Моё наследство - страница 4
Еще появилась особая забота – крохотная Стервочка.
Через три дня двухразовых гуляний с собакой вокруг окрестных домов, со мной стали здороваться молодые мамочки с малышами в колясках и старушки, считающие, что их ежедневные неспешные прогулки вернут им потерянные в жизни молодость и здоровье.
Особую касту составляли собачники. Часто можно было услышать, как они обсуждали ссору молодоженов – тех, из двадцать седьмого дома, у которых серый дог. А у Ивановых появилась вторая спаниелька, вроде бы элитная.
Собачники по утрам выбегали с четвероногими мучителями на несколько минут. Вечером они, наоборот, степенно выгуливали предмет своей гордости, здороваясь со знакомыми, и подолгу сидели в сквере, обсуждая в каком магазине собачье питание дешевле и где можно подороже продать щенков.
Два раза в день я здоровалась с огромной пожилой тёткой, выгуливающей облезлое и перекормленное животное рыжего окраса, смутно напоминавшее пуделя.
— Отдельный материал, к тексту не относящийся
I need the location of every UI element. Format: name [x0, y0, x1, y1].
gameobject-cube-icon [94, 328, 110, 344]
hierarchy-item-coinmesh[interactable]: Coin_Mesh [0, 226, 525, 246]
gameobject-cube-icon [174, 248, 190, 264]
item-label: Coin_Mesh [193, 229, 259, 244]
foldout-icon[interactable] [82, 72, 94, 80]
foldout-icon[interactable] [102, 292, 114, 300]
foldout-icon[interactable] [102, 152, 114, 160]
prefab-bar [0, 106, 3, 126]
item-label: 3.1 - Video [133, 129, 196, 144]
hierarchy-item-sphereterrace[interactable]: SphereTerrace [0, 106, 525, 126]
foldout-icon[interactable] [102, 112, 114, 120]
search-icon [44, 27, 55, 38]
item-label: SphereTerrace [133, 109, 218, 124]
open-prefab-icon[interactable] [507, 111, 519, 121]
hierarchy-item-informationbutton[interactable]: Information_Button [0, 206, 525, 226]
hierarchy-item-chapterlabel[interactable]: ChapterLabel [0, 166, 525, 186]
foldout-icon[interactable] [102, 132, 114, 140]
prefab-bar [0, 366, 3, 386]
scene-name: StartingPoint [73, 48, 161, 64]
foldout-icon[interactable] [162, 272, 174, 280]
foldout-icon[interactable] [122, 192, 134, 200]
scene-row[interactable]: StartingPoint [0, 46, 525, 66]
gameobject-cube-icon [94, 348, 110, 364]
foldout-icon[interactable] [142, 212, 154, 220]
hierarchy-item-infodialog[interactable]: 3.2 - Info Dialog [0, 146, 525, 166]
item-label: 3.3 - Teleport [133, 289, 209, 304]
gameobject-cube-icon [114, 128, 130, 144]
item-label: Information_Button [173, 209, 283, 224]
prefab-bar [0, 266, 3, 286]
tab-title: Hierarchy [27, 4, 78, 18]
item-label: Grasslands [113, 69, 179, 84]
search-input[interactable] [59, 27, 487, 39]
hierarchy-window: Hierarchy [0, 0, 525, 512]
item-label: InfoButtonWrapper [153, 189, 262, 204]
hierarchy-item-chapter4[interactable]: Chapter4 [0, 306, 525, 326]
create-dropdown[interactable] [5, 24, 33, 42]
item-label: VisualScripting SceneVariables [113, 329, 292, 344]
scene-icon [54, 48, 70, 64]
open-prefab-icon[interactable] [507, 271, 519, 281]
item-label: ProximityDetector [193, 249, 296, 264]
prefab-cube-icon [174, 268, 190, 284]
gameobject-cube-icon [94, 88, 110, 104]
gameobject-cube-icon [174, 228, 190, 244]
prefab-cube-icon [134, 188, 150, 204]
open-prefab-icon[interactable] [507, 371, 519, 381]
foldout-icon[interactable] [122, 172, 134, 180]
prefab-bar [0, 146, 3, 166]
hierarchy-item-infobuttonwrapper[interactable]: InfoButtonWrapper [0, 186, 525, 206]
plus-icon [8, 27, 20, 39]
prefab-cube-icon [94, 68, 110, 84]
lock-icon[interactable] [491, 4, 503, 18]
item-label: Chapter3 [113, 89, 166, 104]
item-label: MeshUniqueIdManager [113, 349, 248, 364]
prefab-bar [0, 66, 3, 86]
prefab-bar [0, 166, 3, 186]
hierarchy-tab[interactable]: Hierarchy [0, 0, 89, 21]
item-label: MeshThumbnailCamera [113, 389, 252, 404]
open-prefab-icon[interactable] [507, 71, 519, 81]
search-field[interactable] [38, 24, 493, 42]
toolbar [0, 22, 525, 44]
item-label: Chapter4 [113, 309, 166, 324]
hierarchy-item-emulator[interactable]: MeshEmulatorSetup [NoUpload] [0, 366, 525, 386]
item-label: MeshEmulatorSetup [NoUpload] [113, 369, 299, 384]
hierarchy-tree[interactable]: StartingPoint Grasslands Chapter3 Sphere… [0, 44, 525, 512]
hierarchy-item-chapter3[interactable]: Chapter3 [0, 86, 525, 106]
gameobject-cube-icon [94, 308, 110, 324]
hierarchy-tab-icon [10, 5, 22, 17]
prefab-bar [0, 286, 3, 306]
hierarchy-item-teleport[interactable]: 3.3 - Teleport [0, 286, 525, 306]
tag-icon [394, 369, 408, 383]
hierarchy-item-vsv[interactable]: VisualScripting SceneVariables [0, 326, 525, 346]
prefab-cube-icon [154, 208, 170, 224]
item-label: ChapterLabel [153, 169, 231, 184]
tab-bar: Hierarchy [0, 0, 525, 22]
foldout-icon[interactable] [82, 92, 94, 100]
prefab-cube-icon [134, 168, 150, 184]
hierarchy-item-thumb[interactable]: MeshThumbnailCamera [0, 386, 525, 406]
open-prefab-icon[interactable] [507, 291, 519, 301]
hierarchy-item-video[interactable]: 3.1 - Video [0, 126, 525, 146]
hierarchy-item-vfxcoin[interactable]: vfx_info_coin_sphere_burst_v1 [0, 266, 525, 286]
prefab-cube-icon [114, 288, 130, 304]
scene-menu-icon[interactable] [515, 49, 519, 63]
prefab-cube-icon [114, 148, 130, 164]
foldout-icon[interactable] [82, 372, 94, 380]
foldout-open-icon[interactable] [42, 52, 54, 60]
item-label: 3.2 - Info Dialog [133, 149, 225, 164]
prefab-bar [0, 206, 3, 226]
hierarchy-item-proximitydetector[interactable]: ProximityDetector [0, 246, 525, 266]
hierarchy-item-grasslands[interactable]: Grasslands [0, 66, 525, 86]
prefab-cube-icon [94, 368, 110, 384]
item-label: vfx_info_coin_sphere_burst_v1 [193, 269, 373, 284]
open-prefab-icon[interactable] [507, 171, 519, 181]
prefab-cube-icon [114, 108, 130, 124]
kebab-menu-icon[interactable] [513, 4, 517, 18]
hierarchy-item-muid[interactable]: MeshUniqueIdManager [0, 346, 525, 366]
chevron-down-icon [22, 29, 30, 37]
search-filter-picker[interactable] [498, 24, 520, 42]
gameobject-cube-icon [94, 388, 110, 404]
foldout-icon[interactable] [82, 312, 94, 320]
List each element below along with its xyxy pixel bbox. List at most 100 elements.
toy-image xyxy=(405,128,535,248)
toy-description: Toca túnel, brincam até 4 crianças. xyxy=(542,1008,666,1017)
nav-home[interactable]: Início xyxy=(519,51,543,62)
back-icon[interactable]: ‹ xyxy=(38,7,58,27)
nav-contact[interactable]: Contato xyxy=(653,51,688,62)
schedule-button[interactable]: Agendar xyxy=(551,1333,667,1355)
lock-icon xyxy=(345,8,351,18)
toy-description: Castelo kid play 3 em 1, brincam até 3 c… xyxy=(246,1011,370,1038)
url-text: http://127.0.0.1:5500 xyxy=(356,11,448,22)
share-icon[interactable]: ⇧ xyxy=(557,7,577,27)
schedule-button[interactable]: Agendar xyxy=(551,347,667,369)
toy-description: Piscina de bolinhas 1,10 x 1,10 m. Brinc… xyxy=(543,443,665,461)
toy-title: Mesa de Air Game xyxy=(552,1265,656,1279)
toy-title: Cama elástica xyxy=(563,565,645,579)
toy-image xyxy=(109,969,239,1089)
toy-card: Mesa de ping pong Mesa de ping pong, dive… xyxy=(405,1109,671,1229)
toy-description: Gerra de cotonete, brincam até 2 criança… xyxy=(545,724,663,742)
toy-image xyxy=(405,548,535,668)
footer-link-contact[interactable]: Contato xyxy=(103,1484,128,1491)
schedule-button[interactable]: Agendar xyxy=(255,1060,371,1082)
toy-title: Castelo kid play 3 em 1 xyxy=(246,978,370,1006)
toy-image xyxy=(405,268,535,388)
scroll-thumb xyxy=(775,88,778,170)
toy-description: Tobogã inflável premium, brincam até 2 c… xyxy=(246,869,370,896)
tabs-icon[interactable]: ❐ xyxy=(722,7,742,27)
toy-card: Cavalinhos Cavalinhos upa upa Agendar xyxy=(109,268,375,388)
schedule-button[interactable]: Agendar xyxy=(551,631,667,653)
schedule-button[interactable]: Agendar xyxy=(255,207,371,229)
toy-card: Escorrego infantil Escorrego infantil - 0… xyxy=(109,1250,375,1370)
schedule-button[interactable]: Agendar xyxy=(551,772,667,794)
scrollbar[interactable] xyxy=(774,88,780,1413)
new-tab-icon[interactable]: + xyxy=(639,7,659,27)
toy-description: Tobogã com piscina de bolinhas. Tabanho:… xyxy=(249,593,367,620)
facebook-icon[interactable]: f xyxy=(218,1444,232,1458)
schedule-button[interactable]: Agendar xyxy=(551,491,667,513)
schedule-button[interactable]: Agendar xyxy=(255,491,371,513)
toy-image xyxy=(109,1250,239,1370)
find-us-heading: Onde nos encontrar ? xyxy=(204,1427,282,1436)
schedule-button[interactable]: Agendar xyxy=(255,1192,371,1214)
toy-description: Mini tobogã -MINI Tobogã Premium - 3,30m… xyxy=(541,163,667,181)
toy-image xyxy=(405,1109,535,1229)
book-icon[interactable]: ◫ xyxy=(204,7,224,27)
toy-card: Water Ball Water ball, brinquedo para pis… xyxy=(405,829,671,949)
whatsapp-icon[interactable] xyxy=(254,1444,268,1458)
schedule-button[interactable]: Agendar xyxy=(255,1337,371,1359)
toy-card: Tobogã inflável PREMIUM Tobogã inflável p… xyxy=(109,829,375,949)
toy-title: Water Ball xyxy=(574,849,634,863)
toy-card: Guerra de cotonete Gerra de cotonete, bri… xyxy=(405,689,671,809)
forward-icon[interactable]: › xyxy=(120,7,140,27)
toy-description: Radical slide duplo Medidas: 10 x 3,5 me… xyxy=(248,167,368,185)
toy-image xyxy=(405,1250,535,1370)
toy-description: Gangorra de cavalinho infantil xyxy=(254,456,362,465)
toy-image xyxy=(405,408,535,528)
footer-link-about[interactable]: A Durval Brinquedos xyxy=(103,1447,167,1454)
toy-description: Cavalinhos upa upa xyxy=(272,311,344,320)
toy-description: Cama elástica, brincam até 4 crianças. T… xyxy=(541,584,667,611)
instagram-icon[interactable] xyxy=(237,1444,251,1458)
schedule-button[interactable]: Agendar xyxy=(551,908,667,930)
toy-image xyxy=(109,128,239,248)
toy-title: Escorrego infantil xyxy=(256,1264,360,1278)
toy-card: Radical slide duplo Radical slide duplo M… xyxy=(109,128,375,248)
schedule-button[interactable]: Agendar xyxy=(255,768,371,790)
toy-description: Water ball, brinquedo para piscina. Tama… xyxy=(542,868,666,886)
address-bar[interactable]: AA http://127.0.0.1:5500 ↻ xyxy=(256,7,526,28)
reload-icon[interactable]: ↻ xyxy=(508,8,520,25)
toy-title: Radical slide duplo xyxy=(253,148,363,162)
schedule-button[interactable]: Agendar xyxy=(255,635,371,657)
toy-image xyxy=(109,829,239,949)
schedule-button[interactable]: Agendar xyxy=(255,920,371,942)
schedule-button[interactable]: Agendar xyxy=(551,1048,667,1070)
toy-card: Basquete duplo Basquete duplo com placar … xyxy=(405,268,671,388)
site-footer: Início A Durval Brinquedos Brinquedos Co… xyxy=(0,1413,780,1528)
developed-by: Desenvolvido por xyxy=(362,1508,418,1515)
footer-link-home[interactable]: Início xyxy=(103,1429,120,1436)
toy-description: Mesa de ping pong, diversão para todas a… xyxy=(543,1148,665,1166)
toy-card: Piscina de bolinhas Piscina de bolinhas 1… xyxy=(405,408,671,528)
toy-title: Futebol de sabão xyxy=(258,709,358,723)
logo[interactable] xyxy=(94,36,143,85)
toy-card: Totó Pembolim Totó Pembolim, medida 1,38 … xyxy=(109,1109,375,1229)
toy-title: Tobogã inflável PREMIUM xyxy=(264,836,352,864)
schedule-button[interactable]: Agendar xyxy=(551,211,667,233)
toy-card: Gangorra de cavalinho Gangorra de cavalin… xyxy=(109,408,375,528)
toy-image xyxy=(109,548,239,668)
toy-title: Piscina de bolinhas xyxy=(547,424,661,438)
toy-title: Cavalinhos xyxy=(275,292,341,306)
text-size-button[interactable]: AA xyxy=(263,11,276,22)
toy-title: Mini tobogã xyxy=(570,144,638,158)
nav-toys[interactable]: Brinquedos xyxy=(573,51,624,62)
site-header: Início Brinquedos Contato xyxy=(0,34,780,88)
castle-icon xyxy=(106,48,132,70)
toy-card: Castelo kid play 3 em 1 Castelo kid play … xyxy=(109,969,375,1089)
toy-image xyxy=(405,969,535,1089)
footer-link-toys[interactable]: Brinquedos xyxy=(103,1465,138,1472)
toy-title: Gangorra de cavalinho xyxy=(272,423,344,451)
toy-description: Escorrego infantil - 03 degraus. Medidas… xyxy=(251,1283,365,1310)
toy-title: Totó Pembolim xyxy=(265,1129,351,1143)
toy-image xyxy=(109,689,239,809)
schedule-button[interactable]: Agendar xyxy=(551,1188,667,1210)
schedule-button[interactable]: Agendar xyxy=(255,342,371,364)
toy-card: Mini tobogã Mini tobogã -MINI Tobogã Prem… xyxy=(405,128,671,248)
Стерва и пудель были знакомы. После дежурного «здравствуйте», я сразу же прибавляла шаг, уходя в сторону. Мне казалось, что стоит остановиться на мгновение, и тётка сразу же начнёт жаловаться на погоду, политику и небольшую пенсию.
Особенную радость на прогулках при встрече с нами испытывали собаки. Стерва хороша тем, что рядом с ней любой пёс, даже самый плюгавый, чувствовал себя полноценным зверем. Рядом со мной тоже любой неудачник или пьянчужка мнит себя Казановой. Зря, я хоть и хромая, но считаю, что ещё ничего, могу… если захочу…
Глава 3
Уговорная квартира
Прошло две недели после похорон тёти Кати, и я решила сделать решающий заход – перевезти из маминой «хрущобы» последние книги и остатки вещей в свою квартиру.
Мама обиженно перевязывала пачки книг. До переезда она постоянно говорила, что жить вместе с взрослой дочерью в наших условиях невозможно, а теперь второй день дулась на меня, как мышь на крупу.
Стерва, кивая новым позолоченным бантиком, закреплённой на длинной чёлке, влезла в коробку и укусила коричневый, тиснёный золотом том Гийома Аполлинера. Она получила шлепка по мохнатой попе и взвизгнула. Мама тут же взяла Стерву на руки, утешать… В дверь позвонили. Мама пошла открывать и вернулась с Григорием.
В Катиной квартире он смотрелся гармонично, но в нашей «хрущ ёбе» он выглядел молодым премьер-министром из семьи потомственных миллионеров, навещающий землянки простых шахтёров. Григорий встал посередине комнаты, посмотрел на книжные полки, на стопу белья в углу дивана.
– Надо поговорить насчёт Катиной квартиры.
Мама поставила Стерву на пол и плотно уселась в кресло, не собираясь его покидать. Григорий сделал полупоклон в её сторону и присел на диван.
– Я хочу купить у вас квартиру Кати. – Сказал Григорий и выставил вперед указательный палец. – Между прочим, половину стоимости именно я подарил Кате. Мне нравится район… и вообще я привык туда ездить. Всё остальное остаётся Насте. Я дам высокую цену, вы сможете поменять вот эту халабуду на нормальную трёхкомнатную квартиру, и еще останутся деньги. Твоя мама, Анастасия, женщина относительно молодая, мало ли как жизнь обернётся.
Я сидела на корточках около коробки с книгами. То есть одна нога была на корточках, а вторая, не сгибающаяся, отставлена в сторону.
– Двести тысяч евро. Подумайте, сумма не маленькая. Перезвоню вечером.
Я шлёпнулась на пол, больно ударившись попой.
Григорий встал и вышел из нашей квартиры, оставив после себя запах дорого одеколона, мокрые следы дорогих туфель на ламинате и шлейф брезгливой ненависти.